Shita describes a future without jobs, where we humans can enjoy our lives to the fullest; travelling the world and dedicating time to their passions. This proposed future of freedom may sound idealistic, but the inevitability of change will not save the millions of jobs around the world from being taken over by machines. Shita feels that rather than fight it, we must make this work in our best interests, rather than fighting it.
“You don’t have to fear progress because you can’t imagine what things will look like later. No one really knows how things are going to look later,” Shita says. “But we can create a system that supports us. I truly believe that when you start presenting ideas of how life without work could be in the future fear is reduced. That fear of losing jobs is rooted in the fear of the unknown.”

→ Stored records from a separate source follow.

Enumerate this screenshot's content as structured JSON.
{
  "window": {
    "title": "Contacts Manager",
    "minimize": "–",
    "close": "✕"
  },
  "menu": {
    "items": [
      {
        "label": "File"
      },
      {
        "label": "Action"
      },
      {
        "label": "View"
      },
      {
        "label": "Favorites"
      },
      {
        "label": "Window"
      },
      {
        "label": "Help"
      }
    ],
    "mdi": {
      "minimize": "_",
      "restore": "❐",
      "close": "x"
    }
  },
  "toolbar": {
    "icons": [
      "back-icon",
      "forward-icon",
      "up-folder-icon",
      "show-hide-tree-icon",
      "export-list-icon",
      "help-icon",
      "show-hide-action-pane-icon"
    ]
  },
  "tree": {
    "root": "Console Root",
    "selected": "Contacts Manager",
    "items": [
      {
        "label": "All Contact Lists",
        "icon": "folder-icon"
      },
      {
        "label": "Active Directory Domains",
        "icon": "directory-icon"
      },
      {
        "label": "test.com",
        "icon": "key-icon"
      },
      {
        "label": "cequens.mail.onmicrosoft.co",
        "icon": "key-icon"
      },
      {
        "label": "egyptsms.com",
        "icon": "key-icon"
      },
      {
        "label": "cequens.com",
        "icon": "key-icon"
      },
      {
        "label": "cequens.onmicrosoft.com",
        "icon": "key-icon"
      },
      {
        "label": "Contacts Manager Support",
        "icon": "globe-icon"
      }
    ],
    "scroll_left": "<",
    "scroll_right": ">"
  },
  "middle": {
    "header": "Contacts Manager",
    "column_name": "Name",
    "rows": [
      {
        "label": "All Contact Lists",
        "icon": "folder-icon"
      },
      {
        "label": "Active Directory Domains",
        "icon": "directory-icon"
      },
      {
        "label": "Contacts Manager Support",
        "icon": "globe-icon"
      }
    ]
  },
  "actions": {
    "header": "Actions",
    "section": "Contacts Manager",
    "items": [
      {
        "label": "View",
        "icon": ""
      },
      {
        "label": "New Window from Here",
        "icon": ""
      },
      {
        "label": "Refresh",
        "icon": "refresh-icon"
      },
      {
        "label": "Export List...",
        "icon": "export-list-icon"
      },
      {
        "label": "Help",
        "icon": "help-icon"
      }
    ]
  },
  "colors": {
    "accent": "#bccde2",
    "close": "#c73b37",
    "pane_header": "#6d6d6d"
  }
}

While there are legitimate concerns regarding the rise of AI, perhaps we have allowed media scare stories to dominate. As our conversation comes to a close, Shita insists that the real danger doesn’t come from the machines, but from our leaders.
“The biggest threat to general AI is not what Elon Musk is talking about, it is government,” he tells me. “Vladimir Putin even said recently that the nation that leads in AI will ‘rule the world’.
“A quote that really resonates with me is something Vinod Khosla, one of the best-known venture capitalists in Silicon Valley, wrote:
“Long before AI goes uncontrollable or takes over jobs, there lurks a much larger danger: AI in the hands of governments and/or bad actors used to push self-interested agendas against the greater good.”